Transparent backgrounds through glassy materials

I was just wondering, I know there’s a way to get a transparent background, but I don’t know how to do so when I’m dealing with glass. I keep getting a result similar to this whenever I try to render it out


It also happens when it involves the door here, the gap between the door and body is transparent, but the glass still renders out the background. There any way to fix this issue?

Come on… This has been asked a gazillion times before.
Any refractive shader will render opaque in Cycles. Use a transparent/glossy mix instead.

So are you saying that you unchecked the visible to camera for the background but it still renders in the glass? Usually this happens with specular materials as well. But just trying to clarify first.

Not sure how you go about doing that, but I checked the “transparent background” option before I rendered out the example pic.

It’s supposed to be a transparent material though. I’m not sure exactly how doing it with a transparent/glossy mixed node will make it look better.

Glass has three major characteristics: You can see through it (transparency), it changes the direction of light rays as they travel through it (refraction) and it reflects incoming light rays to a certain degree (glossiness).

As I already said, you can’t use any refractive shader in your example as it renders opaque in Cycles. That means the Glass shader is out. The Refraction shader as well. And also the Principled shader with an IOR <> 1.

So, your only option is to use a material that replicates at least two of the three characteristics of glass: And that is a Transparent shader plus a sharp Glossy shader, mixed e.g. by using Fresnel or Layer Weight > Facing as mixing factor.

Using just a Transparent shader would mean that you could as well delete the entire windshield/window pane, as it would be invisible anyway. And there is one thing that a glass pane is not: Invisible. Clear now?

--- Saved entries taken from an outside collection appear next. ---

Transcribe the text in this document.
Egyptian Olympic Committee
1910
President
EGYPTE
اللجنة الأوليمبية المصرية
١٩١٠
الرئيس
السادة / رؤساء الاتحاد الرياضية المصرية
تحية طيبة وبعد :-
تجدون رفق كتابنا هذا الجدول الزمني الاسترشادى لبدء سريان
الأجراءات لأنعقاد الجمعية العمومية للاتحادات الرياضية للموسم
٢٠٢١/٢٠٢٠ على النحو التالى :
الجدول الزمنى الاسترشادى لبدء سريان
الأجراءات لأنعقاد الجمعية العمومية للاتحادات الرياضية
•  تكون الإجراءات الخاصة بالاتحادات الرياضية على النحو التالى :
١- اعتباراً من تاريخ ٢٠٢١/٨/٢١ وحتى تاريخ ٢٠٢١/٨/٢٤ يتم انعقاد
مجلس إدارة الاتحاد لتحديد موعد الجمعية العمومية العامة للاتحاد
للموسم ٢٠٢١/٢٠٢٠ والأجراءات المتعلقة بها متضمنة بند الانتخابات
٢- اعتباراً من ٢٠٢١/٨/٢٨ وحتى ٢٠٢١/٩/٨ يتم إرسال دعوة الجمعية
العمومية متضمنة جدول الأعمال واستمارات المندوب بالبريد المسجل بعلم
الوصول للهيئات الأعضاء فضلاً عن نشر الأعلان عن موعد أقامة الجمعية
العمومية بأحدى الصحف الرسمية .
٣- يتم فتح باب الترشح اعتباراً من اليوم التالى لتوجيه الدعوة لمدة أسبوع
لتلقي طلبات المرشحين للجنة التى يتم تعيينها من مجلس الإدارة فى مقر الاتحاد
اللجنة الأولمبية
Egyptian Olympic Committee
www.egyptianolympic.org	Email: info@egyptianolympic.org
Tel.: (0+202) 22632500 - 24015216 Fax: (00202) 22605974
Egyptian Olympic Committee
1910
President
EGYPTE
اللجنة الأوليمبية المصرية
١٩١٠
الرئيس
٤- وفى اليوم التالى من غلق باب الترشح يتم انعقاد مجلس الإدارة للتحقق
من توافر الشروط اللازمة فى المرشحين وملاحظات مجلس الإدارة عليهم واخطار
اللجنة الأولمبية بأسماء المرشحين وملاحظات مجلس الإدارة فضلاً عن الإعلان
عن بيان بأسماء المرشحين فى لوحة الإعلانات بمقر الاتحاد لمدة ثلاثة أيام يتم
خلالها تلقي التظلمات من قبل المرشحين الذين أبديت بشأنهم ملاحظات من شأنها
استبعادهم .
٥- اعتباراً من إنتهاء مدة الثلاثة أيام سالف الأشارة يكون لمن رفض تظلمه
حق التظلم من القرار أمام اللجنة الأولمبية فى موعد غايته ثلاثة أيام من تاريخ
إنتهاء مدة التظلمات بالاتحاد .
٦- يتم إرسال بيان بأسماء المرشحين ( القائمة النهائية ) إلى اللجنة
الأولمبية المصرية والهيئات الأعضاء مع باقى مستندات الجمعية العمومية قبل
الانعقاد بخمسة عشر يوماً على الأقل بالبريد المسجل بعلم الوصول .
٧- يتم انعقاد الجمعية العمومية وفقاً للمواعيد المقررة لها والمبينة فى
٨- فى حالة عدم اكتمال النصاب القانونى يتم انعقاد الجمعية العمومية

What IkariShinji said. Due to refraction you won’t see directly through transparent object unless it is very thin or has IOR of 1.0, so to prevent false results in compositing, materials with refraction are rendered with solid alpha so thay you see what was refracted, not what is directly behind them. The Transparent shader does not have refraction, so for that it is ok to see straight through and have transparency expressed on alpha channel.